Publie le vendredi 10 octobre 2003 par Open-Publishing

Malgré le maintien du système actuel d’indemnisation du chomage jusqu’à
la
fin de l’année, le conflit des intermittents du spectacle (IS) n’est pas
désamorcé et l’inquiétude demeure sur le sort des festivals de l’été . « Le
Quotidien » a interrogé les médecins du travail qui assurent le suivi des
IS. Troubles psychosomatiques, HTA, anxiété et infarctus liés au stress
intense constituent les pathologies professionnelles les plus fréquentes
chez ces précaires, pourtant très rarement en arret-maladie.

26, rue Notre-Dame-des-Victoires, dans le 2e arrondissement de Paris, le
centre médical de la Bourse. C’est là que, depuis 1959, une quinzaine de
médecins du travail sont à l’écoute des problèmes de santé des
professionnels du spectacle, artistes et techniciens, permanents et
intermittents.

De beaucoup les plus nombreux, les IS font l’objet de quelque 30 000
visites
annuelles. « Ce ne sont pas des travailleurs comme les autres, souligne le
Dr Geneviève Egal-Bertot, qui les suit depuis deux décennies. Bien sur,
comme n’importe quel intérimaire du secteur tertiaire, l’IS subit le
contre-coup de la précarité : la recherche d’emplois successifs lui
demande
beaucoup d’énergie et de temps, elle occasionne quantité de problèmes dans
la vie personnelle : difficulté de souscrire un emprunt, d’acquérir ou de
louer un logement, de concilier les astreintes professionnelles avec les
horaires des enfants et du conjoint.
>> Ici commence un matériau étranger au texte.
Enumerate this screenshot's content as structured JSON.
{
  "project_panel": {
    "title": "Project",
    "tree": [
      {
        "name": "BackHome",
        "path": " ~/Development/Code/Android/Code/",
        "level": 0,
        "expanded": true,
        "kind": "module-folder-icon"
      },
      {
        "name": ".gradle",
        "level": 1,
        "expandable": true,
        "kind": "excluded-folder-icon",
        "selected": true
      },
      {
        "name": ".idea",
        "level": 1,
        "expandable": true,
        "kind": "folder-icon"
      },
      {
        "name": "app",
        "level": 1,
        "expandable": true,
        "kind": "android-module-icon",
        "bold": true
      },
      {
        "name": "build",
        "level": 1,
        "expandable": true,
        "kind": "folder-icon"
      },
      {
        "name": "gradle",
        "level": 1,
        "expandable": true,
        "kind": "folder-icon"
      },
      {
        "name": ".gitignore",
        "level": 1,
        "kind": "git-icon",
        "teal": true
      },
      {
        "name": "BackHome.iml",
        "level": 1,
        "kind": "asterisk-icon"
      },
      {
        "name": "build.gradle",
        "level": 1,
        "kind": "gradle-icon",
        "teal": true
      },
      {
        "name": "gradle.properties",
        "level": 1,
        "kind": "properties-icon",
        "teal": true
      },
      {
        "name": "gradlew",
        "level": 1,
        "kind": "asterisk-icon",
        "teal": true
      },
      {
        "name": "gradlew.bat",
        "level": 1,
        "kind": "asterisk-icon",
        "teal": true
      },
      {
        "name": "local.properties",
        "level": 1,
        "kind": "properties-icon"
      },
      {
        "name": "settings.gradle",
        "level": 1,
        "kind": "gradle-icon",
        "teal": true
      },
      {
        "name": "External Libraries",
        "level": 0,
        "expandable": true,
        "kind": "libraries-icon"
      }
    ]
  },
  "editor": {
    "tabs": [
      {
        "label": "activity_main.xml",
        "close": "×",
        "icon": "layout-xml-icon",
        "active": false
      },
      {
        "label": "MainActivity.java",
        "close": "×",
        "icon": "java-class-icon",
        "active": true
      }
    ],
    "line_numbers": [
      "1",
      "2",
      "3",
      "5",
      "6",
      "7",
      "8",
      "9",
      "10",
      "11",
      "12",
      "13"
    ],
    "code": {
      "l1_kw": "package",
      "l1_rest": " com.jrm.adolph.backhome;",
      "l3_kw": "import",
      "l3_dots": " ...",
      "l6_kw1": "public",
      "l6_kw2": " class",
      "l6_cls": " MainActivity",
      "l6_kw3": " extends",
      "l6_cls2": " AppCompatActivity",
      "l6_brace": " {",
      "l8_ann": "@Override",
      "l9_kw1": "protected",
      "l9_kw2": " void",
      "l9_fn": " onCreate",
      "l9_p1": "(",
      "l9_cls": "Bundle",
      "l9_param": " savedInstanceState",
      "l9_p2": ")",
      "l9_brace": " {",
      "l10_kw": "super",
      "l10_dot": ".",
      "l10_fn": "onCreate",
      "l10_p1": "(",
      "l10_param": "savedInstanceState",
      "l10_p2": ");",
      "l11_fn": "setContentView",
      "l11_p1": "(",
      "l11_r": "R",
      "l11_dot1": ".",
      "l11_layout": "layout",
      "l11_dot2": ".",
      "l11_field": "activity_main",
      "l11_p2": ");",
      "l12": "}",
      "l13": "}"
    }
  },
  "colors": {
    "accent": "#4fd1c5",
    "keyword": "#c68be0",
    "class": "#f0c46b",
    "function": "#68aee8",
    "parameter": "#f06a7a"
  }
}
Ces problèmes matériels peuvent avoir
des conséquences sur le suivi médical, souvent négligé, le suivi dentaire
en
particulier. »

Mais l’appréciation du médecin du travail ne se limite pas au seul critère
de la précarité ; contrairement à tant de salariés du tertiaire, les
intermittents ont le feu sacré : « Vocation artistique, désir de créer,
anticonformisme, désir d’indépendance, refus d’un travail routinier, gout
du
défi sont à l’origine de leur choix de vie », estime le Dr Egal-Bertot.
« Ils respirent le bonheur de vivre de leur métier et répandent autour
d’eux
un plaisir communicatif, renchérit le Dr Tatiana Wajnberg, trente ans
d’expérience au centre Bourse. Rien à voir avec les autres salariés ! »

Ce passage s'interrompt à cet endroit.